For the most part, the march looked like it would go off without a hitch, but along the way, IVAW was halted and went through several renegotiations with police so that they could keep making their way closer to the Pepsi Center to confront Obama.
Every step of the way, despite their intimidating ways, the police were extremely supportive like IVAW indicated to us during the concert. The police blocked off streets and helped these veterans lead the people to where they wanted to go.
Unfortunately, the police were given orders and we ended up being marched into a cage that had been put up around a school nearby the Pepsi Center. When inside, there was nowhere to disperse. People were dehydrated from a 3-to-4 mile hike to the Pepsi Center. And the stormtroopers (otherwise known as the police) were lined up in formation ready to shoot tear gas at any moment.
IVAW chose to call Barack Obama at this point and speak with somebody, somebody like a representative.
I think they wanted Obama himself to come to the secured cage we were in and speak with the veterans, but despite the fact that I think this would have been a great political move, Obama did not come out. And, when they asked to speak with a representative, IVAW was denied.
IVAW turned the march around and went back the way they had come so that they could get out of the cage and disperse and not be tear gassed. At least, that’s why we thought we were turning around.

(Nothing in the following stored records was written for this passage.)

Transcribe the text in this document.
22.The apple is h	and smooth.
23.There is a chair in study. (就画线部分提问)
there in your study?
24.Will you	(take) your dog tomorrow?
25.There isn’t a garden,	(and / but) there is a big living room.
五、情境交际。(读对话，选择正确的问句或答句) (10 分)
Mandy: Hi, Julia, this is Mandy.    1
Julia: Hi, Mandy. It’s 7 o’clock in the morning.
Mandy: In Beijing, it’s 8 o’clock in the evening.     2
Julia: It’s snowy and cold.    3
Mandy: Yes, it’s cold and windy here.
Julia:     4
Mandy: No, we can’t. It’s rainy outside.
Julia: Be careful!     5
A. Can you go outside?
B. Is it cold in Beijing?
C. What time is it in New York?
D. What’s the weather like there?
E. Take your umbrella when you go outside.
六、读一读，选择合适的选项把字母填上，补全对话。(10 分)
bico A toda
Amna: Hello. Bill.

Really, what ended up happening was at 7:30 MT, IVAW came to a concrete barrier fork in the road and informed people that they could go left or right. Left would be risking arrest and right would be okay.

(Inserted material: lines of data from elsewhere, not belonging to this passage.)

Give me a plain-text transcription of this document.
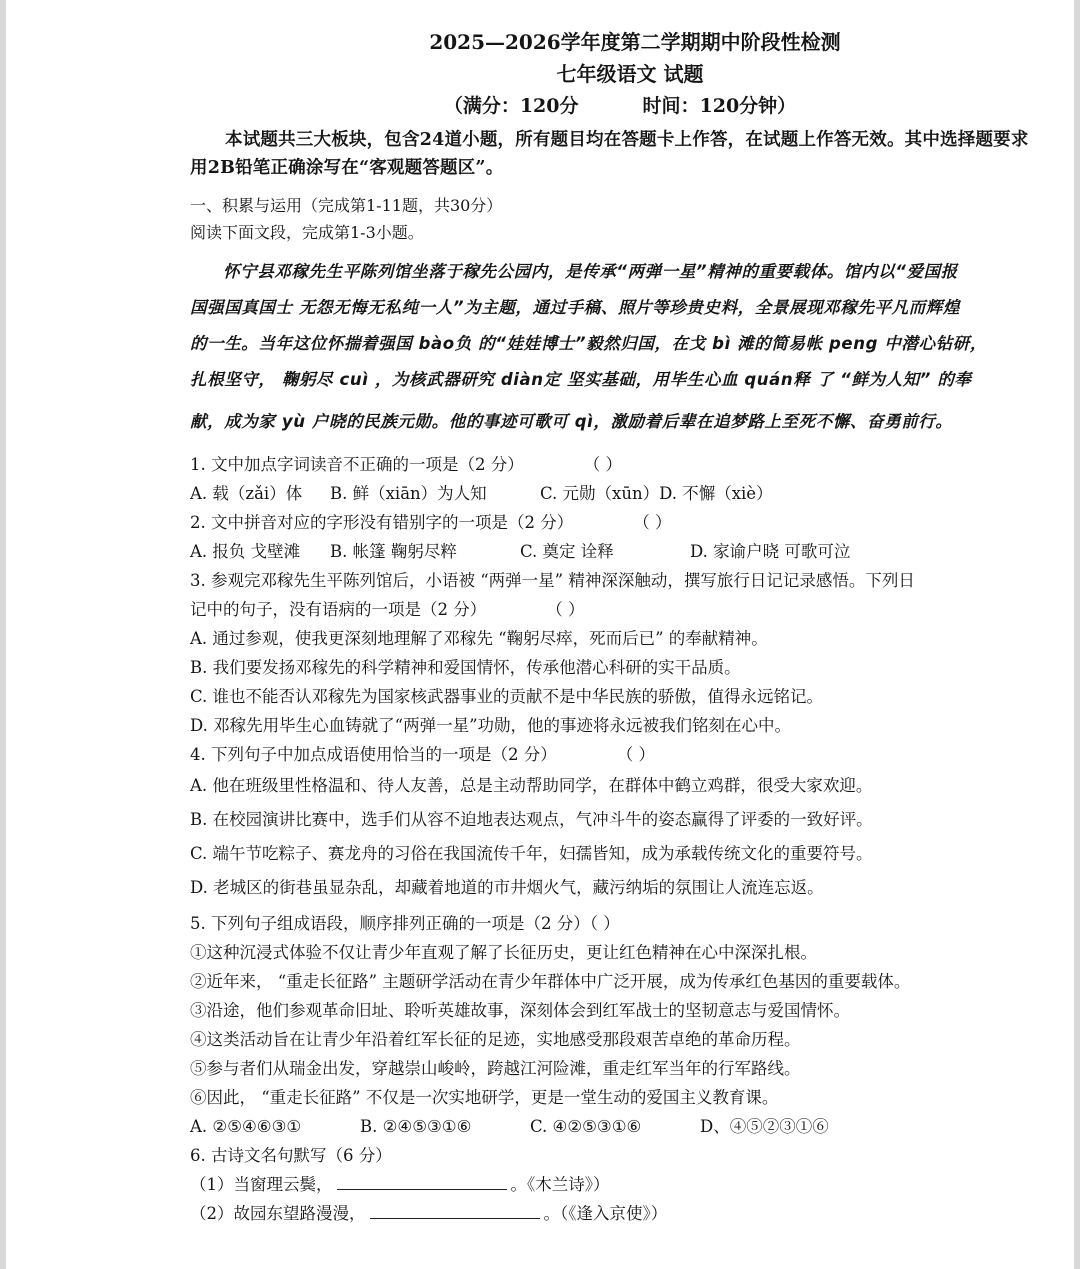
2025—2026学年度第二学期期中阶段性检测
七年级语文 试题
（满分：120分	时间：120分钟）
本试题共三大板块，包含24道小题，所有题目均在答题卡上作答，在试题上作答无效。其中选择题要求用2B铅笔正确涂写在“客观题答题区”。
一、积累与运用（完成第1-11题，共30分）
阅读下面文段，完成第1-3小题。

怀宁县邓稼先生平陈列馆坐落于稼先公园内，是传承“两弹一星”精神的重要载体。馆内以“爱国报

国强国真国士 无怨无悔无私纯一人”为主题，通过手稿、照片等珍贵史料，全景展现邓稼先平凡而辉煌

的一生。当年这位怀揣着强国 bào负 的“娃娃博士”毅然归国，在戈 bì 滩的简易帐 peng 中潜心钻研，

扎根坚守， 鞠躬尽 cuì ，为核武器研究 diàn定 坚实基础，用毕生心血 quán释 了 “鲜为人知” 的奉

献，成为家 yù 户晓的民族元勋。他的事迹可歌可 qì，激励着后辈在追梦路上至死不懈、奋勇前行。

1. 文中加点字词读音不正确的一项是（2 分）	（ ）

A. 载（zǎi）体 B. 鲜（xiān）为人知	C. 元勋（xūn）D. 不懈（xiè）

2. 文中拼音对应的字形没有错别字的一项是（2 分）	（ ）

A. 报负 戈壁滩 B. 帐篷 鞠躬尽粹	C. 奠定 诠释	D. 家谕户晓 可歌可泣

3. 参观完邓稼先生平陈列馆后，小语被 “两弹一星” 精神深深触动，撰写旅行日记记录感悟。下列日

记中的句子，没有语病的一项是（2 分）	（ ）

A. 通过参观，使我更深刻地理解了邓稼先 “鞠躬尽瘁，死而后已” 的奉献精神。

B. 我们要发扬邓稼先的科学精神和爱国情怀，传承他潜心科研的实干品质。

C. 谁也不能否认邓稼先为国家核武器事业的贡献不是中华民族的骄傲，值得永远铭记。

D. 邓稼先用毕生心血铸就了“两弹一星”功勋，他的事迹将永远被我们铭刻在心中。

4. 下列句子中加点成语使用恰当的一项是（2 分）	（ ）

A. 他在班级里性格温和、待人友善，总是主动帮助同学，在群体中鹤立鸡群，很受大家欢迎。

B. 在校园演讲比赛中，选手们从容不迫地表达观点，气冲斗牛的姿态赢得了评委的一致好评。

C. 端午节吃粽子、赛龙舟的习俗在我国流传千年，妇孺皆知，成为承载传统文化的重要符号。

D. 老城区的街巷虽显杂乱，却藏着地道的市井烟火气，藏污纳垢的氛围让人流连忘返。

5. 下列句子组成语段，顺序排列正确的一项是（2 分）（ ）

①这种沉浸式体验不仅让青少年直观了解了长征历史，更让红色精神在心中深深扎根。

②近年来， “重走长征路” 主题研学活动在青少年群体中广泛开展，成为传承红色基因的重要载体。

③沿途，他们参观革命旧址、聆听英雄故事，深刻体会到红军战士的坚韧意志与爱国情怀。

④这类活动旨在让青少年沿着红军长征的足迹，实地感受那段艰苦卓绝的革命历程。

⑤参与者们从瑞金出发，穿越崇山峻岭，跨越江河险滩，重走红军当年的行军路线。

⑥因此， “重走长征路” 不仅是一次实地研学，更是一堂生动的爱国主义教育课。

A. ②⑤④⑥③①	B. ②④⑤③①⑥	C. ④②⑤③①⑥	D、④⑤②③①⑥

6. 古诗文名句默写（6 分）

（1）当窗理云鬓，	。《木兰诗》）

（2）故园东望路漫漫，	。（《逢入京使》）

A dump truck that you could walk around helped create this fork, but this was not a very good barrier. People quickly realized there was no risk of arrest despite the coalescing of a massive police force blocking the street that runs across the entrance to the Pepsi Center.
IVAW went right up to the stormtrooper police force that had amassed and people from all over Denver that had not been part of this thing focused their attention on the showdown.
On a road that was split into two by a giant grass meridian, they asked again for a representative to come out while legal observers informed people that those on giant grass meridian could be risking arrest.
IVAW seized the moment and began to connect what they did in Iraq to what the police might do this evening. They made that point that whatever force any policeman uses tonight, he or she will have to live with that for the rest of his or her life in the same way veterans live with the fact that they killed people.
All eyes were on the situation wondering what would happen. Thousands of people were standing by.
With the sun setting, IVAW was notified that they could wait for a representative of Obama to come out, a demand they wished to make again now that they were closer and more visible to the people of Denver, the country, and the world. This relaxed the police who had been closing in and around the people who were confronting Obama in solidarity with IVAW.
The whole world was watching just like Ron Kovic said they would.
After much ado, a representative did come out and take the letter to Obama. IVAW was told that Obama would consider IVAW’s “three points of unity.”